The US government has denied that it had any role in the alleged coup attempt.
Who is Yahya Jammeh?
- Seized power in 1994, aged 29
- Accused of stamping out opposition
- Claims to be able to cure HIV/Aids
- In 2011, told the BBC he would rule for “a billion years”
Mr Jammeh also warned that he would make “an example” of anyone who had been part of the attack.
It is not clear how many people have been arrested but sources have told the BBC that several relatives of alleged coup leader Lt Col Lamin Sanneh have been detained.
Lt Col Sanneh is among five people said to have been killed during the attack but this has not been confirmed.
He was a former head of the presidential guards who fled to the US after falling out with the president.
Gambian state TV showed a haul of weapons said to have been seized during Tuesday’s fighting.
‘Respect human rights’
UN chief Ban Ki-moon has called for an investigation into the attack and also urged the government and security forces in Banjul to “act in full respect of human rights”.
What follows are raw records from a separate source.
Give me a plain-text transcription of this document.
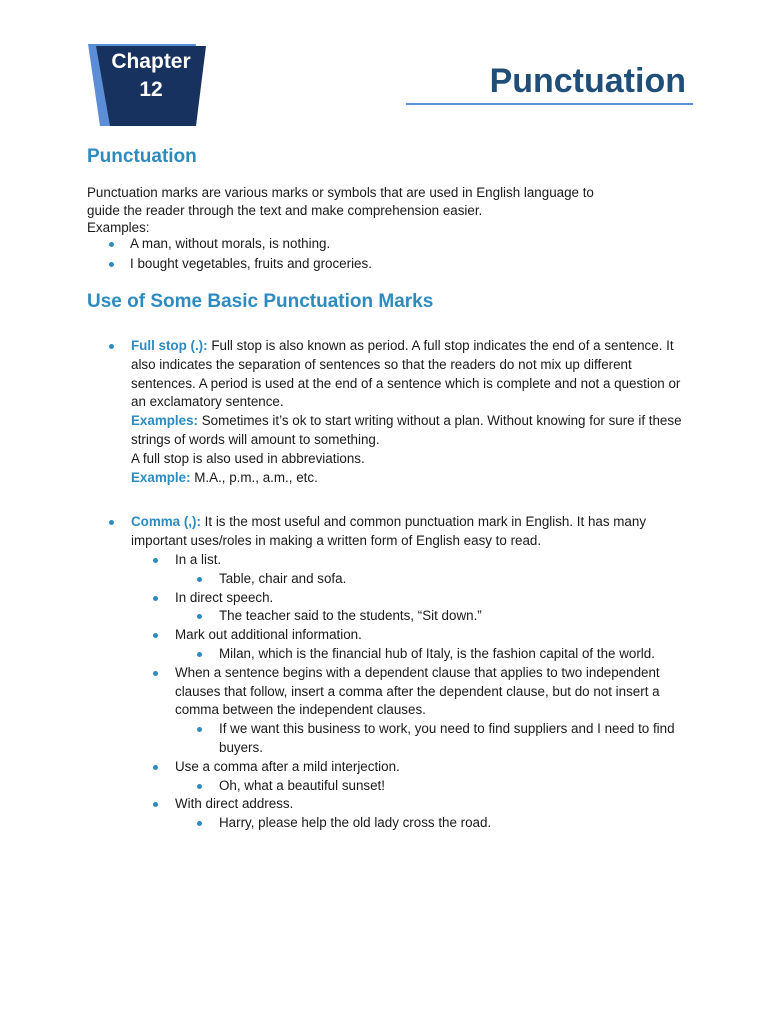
Chapter
12	Punctuation
Punctuation
Punctuation marks are various marks or symbols that are used in English language to
guide the reader through the text and make comprehension easier.
Examples:
A man, without morals, is nothing.
I bought vegetables, fruits and groceries.
Use of Some Basic Punctuation Marks
Full stop (.): Full stop is also known as period. A full stop indicates the end of a sentence. It also indicates the separation of sentences so that the readers do not mix up different sentences. A period is used at the end of a sentence which is complete and not a question or an exclamatory sentence.
Examples: Sometimes it’s ok to start writing without a plan. Without knowing for sure if these strings of words will amount to something.
A full stop is also used in abbreviations.
Example: M.A., p.m., a.m., etc.
Comma (,): It is the most useful and common punctuation mark in English. It has many important uses/roles in making a written form of English easy to read.
In a list.
Table, chair and sofa.
In direct speech.
The teacher said to the students, “Sit down.”
Mark out additional information.
Milan, which is the financial hub of Italy, is the fashion capital of the world.
When a sentence begins with a dependent clause that applies to two independent clauses that follow, insert a comma after the dependent clause, but do not insert a comma between the independent clauses.
If we want this business to work, you need to find suppliers and I need to find buyers.
Use a comma after a mild interjection.
Oh, what a beautiful sunset!
With direct address.
Harry, please help the old lady cross the road.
Mr Jammeh was out of the country at the time of the attack but has since returned to the capital Banjul.
He has won several elections since seizing power but critics say they were neither free nor fair.
Numerous officials and opposition leaders have fled the country, saying they fear for their lives.
Apart from a short Atlantic coast, The Gambia is entirely surrounded by Senegal.
The main foreign-currency earners for the country of two million people are tourism and peanut exports.